The hundreds of exiles, including 97 from Lebanon and 30 from Syria — both countries technically still at war with Israel — are among some 2,200 Fatah delegates. The three-day convention, which starts today, is supposed to choose new leaders and adopt a revised political program that would guide the Palestinians if peace talks with Israel resume.
On Sunday, dozens of delegates from Lebanon, most over retirement age, mingled in the smoke-filled lobby of a Bethlehem hotel. Some called relatives in the West Bank to arrange reunions or booked outings, while others chatted with local party leaders, seeking support in their bid for Fatah leadership positions.
The fault lines between the “outsiders” and “insiders” quickly became apparent, on hot button issues like the role of “armed struggle” against Israel, a mainstay of the program adopted at the last convention in 1989.
Fatah activists in the West Bank tend to be more pragmatic than their exiled counterparts, tempered by the failure of two uprisings against Israel over 20 years, the last involving shootings and bombings.
While the proposed program would acknowledge the right to armed struggle in theory, it would state that Fatah is committed to reaching a peace deal with Israel.
Khaled Abu Usba, 49, who was born in Kuwait and now lives in Jordan, bristled at the idea of softening the wording.

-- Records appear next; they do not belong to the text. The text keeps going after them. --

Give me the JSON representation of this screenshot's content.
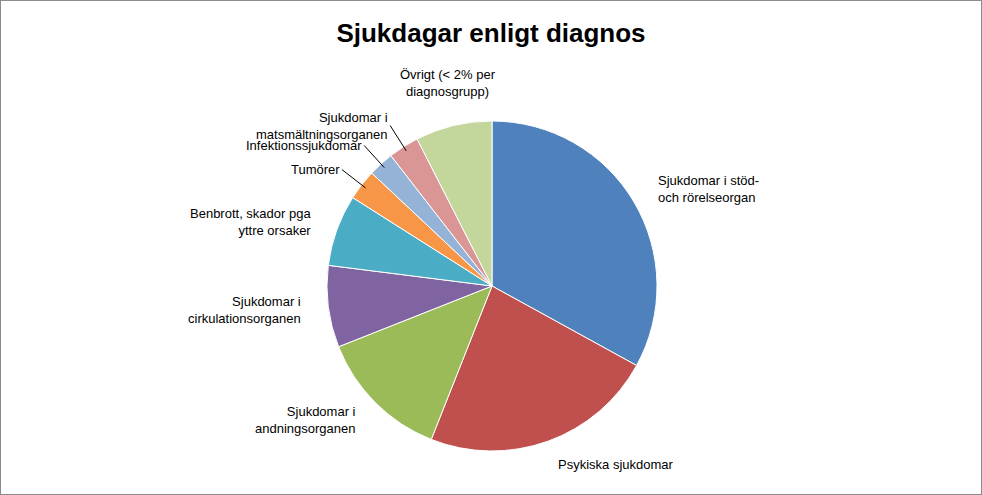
{
  "chart_data": {
    "type": "pie",
    "title": "Sjukdagar enligt diagnos",
    "categories": [
      "Sjukdomar i stöd- och rörelseorgan",
      "Psykiska sjukdomar",
      "Sjukdomar i andningsorganen",
      "Sjukdomar i cirkulationsorganen",
      "Benbrott, skador pga yttre orsaker",
      "Tumörer",
      "Infektionssjukdomar",
      "Sjukdomar i matsmältningsorganen",
      "Övrigt (< 2% per diagnosgrupp)"
    ],
    "values": [
      33,
      23,
      13,
      8,
      7,
      3,
      2.5,
      3,
      7.5
    ],
    "colors": [
      "#4f81bd",
      "#c0504d",
      "#9bbb59",
      "#8064a2",
      "#4bacc6",
      "#f79646",
      "#95b3d7",
      "#d99694",
      "#c3d69b"
    ]
  }
}
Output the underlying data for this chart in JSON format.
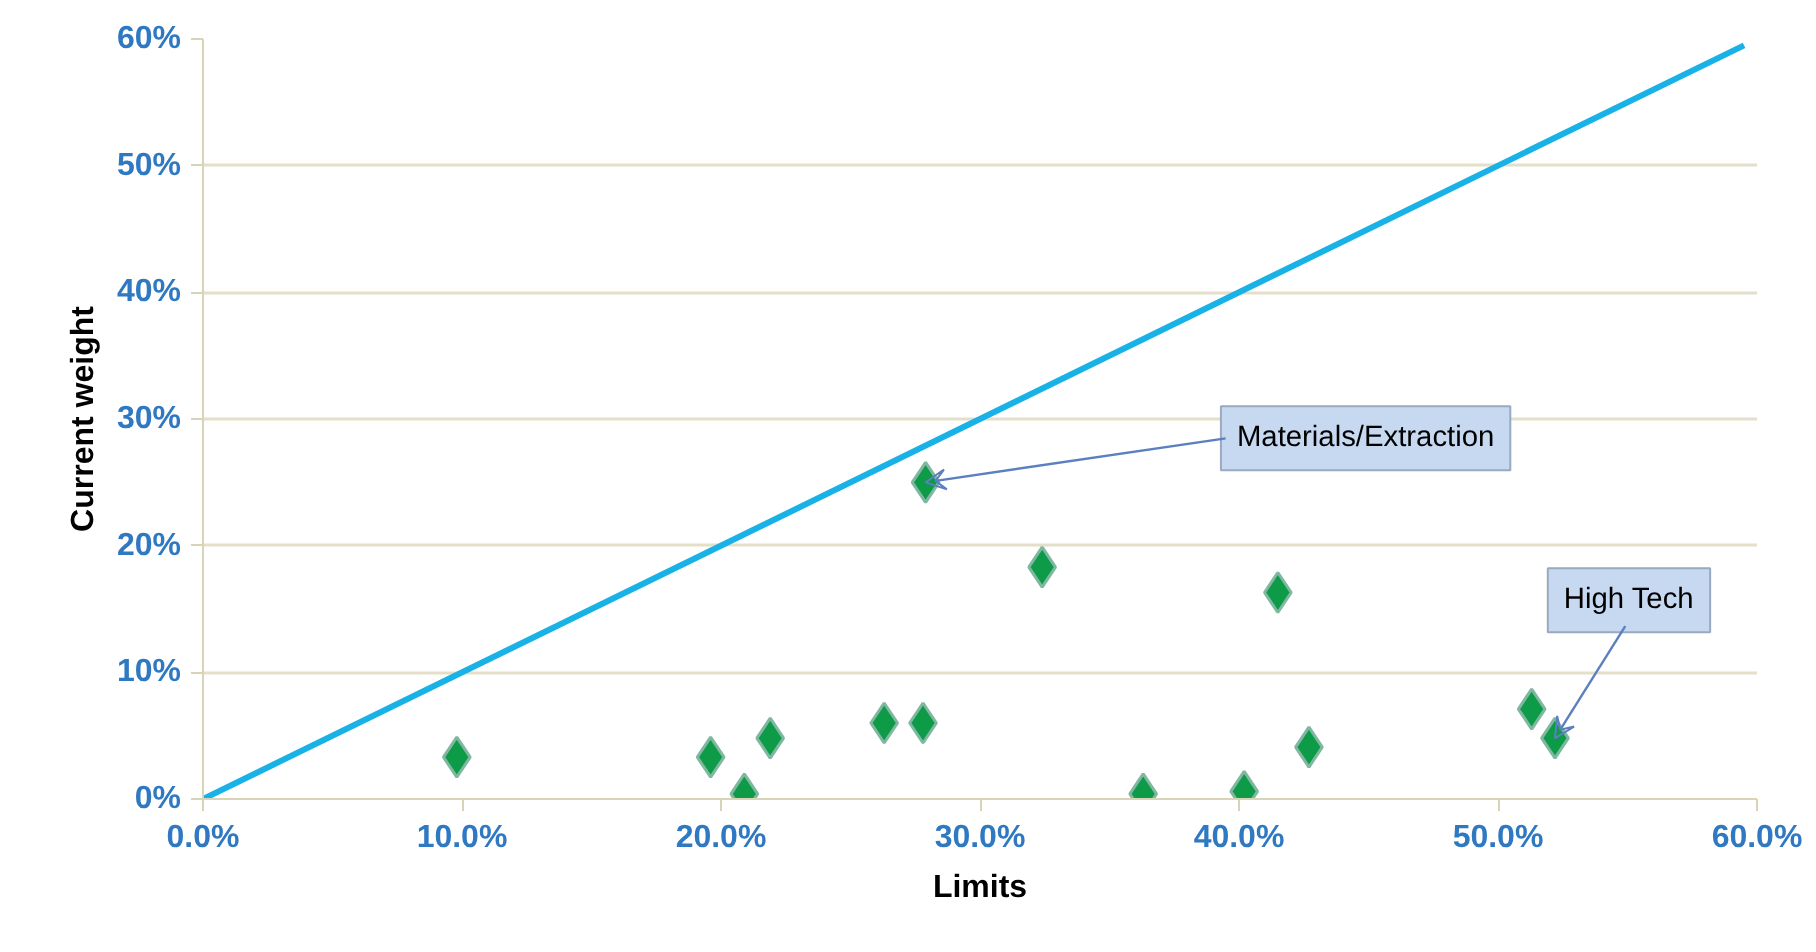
{
  "chart_data": {
    "type": "scatter",
    "xlabel": "Limits",
    "ylabel": "Current weight",
    "xlim": [
      0,
      60
    ],
    "ylim": [
      0,
      60
    ],
    "xticks": [
      {
        "value": 0,
        "label": "0.0%"
      },
      {
        "value": 10,
        "label": "10.0%"
      },
      {
        "value": 20,
        "label": "20.0%"
      },
      {
        "value": 30,
        "label": "30.0%"
      },
      {
        "value": 40,
        "label": "40.0%"
      },
      {
        "value": 50,
        "label": "50.0%"
      },
      {
        "value": 60,
        "label": "60.0%"
      }
    ],
    "yticks": [
      {
        "value": 0,
        "label": "0%"
      },
      {
        "value": 10,
        "label": "10%"
      },
      {
        "value": 20,
        "label": "20%"
      },
      {
        "value": 30,
        "label": "30%"
      },
      {
        "value": 40,
        "label": "40%"
      },
      {
        "value": 50,
        "label": "50%"
      },
      {
        "value": 60,
        "label": "60%"
      }
    ],
    "grid": "y",
    "series": [
      {
        "type": "line",
        "color": "#19b2e6",
        "x": [
          0,
          59.5
        ],
        "values": [
          0,
          59.5
        ]
      },
      {
        "color": "#0d9b48",
        "marker": "diamond",
        "x": [
          9.8,
          19.6,
          20.9,
          21.9,
          26.3,
          27.8,
          27.9,
          32.4,
          41.5,
          36.3,
          40.2,
          42.7,
          51.3,
          52.2
        ],
        "values": [
          3.3,
          3.3,
          0.4,
          4.8,
          6.0,
          6.0,
          25.0,
          18.3,
          16.3,
          0.4,
          0.6,
          4.1,
          7.1,
          4.8
        ]
      }
    ],
    "annotations": [
      {
        "text": "Materials/Extraction",
        "x": 27.9,
        "y": 25.0
      },
      {
        "text": "High Tech",
        "x": 52.2,
        "y": 4.8
      }
    ]
  }
}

As a teenager, in 1978, he was among 11 Fatah gunmen who landed on an Israeli beach in rubber boats and killed 36 Israelis in a bus hijacking. After seven years in an Israeli prison, he was released in a prisoner swap, then moved around the Arab world.
“As long as our land is occupied, and as long as the negotiations brought you nothing, there is no alternative to military struggle,” said Abu Usba, one of the delegates in the hotel lobby. “Look what we got from the negotiations. We got the wall, and more and more settlements.”
He said he would like to go back to the site of the Tel Aviv attack to pay respects to the Fatah fighters killed in the shootout.
However, like the other exiles, he received an Israeli permit only for the West Bank, not Israel.
CONDONED
Still, the fact that Abu Usba was allowed to enter the West Bank at all, despite his violent past, reflects Israel’s decision not to get in the way of the convention, which aims to boost Western-backed Palestinian President Mahmoud Abbas and his pragmatic policies.
Fatah’s military leader in Lebanon, Munir Maqdah, said in a statement that he plans to run for a spot in the party’s decision-making body but that he wouldn’t come to the West Bank.
Maqdah, who Fatah activists say has had links to Iran since the 1990s, cited unspecified security reasons, and Israel’s Haaretz daily reported yesterday that he was refused entry by Israel.
A statement from the office of Israeli Defense Minister Ehud Barak said he told his Cabinet on Sunday: “This is a very correct and important decision” to allow the delegates to enter.
He said that Israel would judge the conference based on its results.